Facility operators often reassure communities that pollution level standards will be adhered to. In reality, air pollution standards in Australia are lax compared to many other countries and are often poorly monitored and regulated.

Our governments must stop accepting ‘solutions’ that relocate pollution sources and exacerbate environmental harm and instead prioritise energy projects that aim for zero waste, prioritise recycling and are genuinely clean and renewable.

Where these projects do go ahead, it must not be at the expense of the community health and the environment. We must make sure that there are legally enforceable conditions in place to limit pollution, protect community health, provide transparency and ensure that waste is not diverted away from recycling and reuse.

 On 28 November, 2018, the Victorian Environment Protection Authority (EPA) approved a joint proposal from Australian Paper and waste giant Suez, to build a waste-to-energy plant at the Maryvale paper mill in the Latrobe Valley.

The companies planned to burn an estimated 650,000 tonnes a year of rubbish from Melbourne and Gippsland – roughly enough to fill three-quarters of the MCG, or 468 Olympic swimming pools – an equivalent of more than half of Victoria’s domestic rubbish.

Acting for community group, Environment East Gippsland (EEG), we challenged the EPA’s decision to approve the plant in the Victorian Civil and Administrative Tribunal (VCAT) on the grounds that there were no guarantees that organic waste, native forests or recyclables wouldn’t be burnt when they could be reused, composted, used as fertiliser, or recycled.


In June 2019, Environment East Gippsland settled its legal challenge to the Victorian EPA’s approval of Australian Paper’s proposed Maryvale Mill waste incinerator.

EEG agreed to withdraw its appeal after Australian Paper and the EPA agreed to amend the approval to respond to the group’s concerns.

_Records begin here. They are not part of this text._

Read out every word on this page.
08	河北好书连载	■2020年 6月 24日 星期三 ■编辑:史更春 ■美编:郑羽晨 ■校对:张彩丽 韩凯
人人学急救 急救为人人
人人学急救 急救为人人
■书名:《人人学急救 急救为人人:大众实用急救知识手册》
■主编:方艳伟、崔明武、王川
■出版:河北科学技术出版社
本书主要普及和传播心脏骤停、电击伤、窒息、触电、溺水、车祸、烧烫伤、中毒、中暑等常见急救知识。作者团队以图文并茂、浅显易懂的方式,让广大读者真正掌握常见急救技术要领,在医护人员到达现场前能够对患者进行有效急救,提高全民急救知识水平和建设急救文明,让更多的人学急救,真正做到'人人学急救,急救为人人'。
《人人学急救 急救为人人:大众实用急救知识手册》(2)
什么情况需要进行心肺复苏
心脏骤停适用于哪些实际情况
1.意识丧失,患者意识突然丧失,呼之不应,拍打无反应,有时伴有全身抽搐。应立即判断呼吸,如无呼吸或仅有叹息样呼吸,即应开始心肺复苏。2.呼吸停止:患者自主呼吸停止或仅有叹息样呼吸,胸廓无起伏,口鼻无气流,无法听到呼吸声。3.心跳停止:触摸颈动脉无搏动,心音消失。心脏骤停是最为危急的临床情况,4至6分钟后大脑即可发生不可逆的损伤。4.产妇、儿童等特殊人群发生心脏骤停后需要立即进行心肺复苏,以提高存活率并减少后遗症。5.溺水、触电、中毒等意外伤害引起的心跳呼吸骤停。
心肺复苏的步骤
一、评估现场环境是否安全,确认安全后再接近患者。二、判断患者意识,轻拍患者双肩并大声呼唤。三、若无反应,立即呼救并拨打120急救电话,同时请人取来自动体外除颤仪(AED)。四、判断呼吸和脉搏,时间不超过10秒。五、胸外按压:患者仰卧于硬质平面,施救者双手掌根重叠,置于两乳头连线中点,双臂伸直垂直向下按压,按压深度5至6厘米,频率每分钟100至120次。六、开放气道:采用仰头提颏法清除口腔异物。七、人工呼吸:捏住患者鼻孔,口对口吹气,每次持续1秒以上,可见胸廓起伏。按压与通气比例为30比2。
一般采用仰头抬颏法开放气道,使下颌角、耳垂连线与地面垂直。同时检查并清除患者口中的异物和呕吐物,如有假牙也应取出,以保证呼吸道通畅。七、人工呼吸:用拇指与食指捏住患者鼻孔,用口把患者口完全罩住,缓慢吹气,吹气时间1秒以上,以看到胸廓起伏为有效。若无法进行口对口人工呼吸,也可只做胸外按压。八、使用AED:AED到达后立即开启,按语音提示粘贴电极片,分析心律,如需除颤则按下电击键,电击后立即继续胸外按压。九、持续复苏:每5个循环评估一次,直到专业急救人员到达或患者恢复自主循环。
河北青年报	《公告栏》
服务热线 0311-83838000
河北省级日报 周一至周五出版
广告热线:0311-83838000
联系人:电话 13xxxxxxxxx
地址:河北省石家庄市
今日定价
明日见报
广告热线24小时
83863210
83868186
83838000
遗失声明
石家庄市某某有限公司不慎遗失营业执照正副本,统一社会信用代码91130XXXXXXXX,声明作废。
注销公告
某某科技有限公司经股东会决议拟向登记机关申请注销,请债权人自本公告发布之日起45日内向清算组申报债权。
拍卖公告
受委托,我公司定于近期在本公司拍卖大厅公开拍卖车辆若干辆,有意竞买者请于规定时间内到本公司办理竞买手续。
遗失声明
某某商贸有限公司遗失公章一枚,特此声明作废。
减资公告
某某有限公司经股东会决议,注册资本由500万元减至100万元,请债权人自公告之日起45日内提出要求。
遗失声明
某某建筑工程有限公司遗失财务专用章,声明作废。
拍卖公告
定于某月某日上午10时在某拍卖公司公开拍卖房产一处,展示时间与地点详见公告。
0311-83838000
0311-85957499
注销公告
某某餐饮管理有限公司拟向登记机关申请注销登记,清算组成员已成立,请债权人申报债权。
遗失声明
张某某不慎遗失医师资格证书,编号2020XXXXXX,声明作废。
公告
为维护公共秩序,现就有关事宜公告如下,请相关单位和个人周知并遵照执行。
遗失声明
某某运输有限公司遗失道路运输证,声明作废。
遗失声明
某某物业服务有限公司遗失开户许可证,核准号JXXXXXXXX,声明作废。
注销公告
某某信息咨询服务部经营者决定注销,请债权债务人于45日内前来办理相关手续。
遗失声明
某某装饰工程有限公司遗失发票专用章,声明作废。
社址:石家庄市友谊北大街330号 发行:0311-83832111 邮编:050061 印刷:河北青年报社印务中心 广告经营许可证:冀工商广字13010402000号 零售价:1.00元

New conditions negotiated by EEG include:

  • A new condition to make it explicit that the incinerator is only to be used to burn non-hazardous commercial waste.
  • Amendments to ensure that the incinerator is designed to allow for ease of upgrades to achieve stricter emission limits in the future.
  • Installation of continuous Emission Monitoring of Mercury as soon as that technology is recognised as a Best Available Technique by the European Commission.
  • Loads of rubbish will now be required to be diverted out of the incineration stream if they contain ‘more than negligible amounts of recyclable material’, rather than the previous threshold of ‘mainly recyclable material’.
  • Another new condition incorporated into the EPA Works Approval confirms that Victoria’s native forests or plantations will not be burnt in the Incinerator, with wood waste limited to a maximum of 1% of the feedstock.
  • Although the proposal is still a huge step backwards as a solution to deal with domestic and industrial rubbish, these improved conditions on the design and operation of what could be Australia’s largest waste incinerator can provide some reassurance to the community. 

“The settlement shows the importance of community groups scrutinising proposals and taking action to strengthen conditions on projects that can threaten a region’s health and well-being,”

– Nick Witherow, Principal Lawyer, EJA

“The strengthened conditions should ensure that the community has better access to information about the incinerator’s emissions and should better protect both the community and environment.

We are hoping that this incinerator will prove unviable as the Victorian community gets behind the more sustainable circular economy which focuses on reducing, reusing and recycling, rather than incineration.”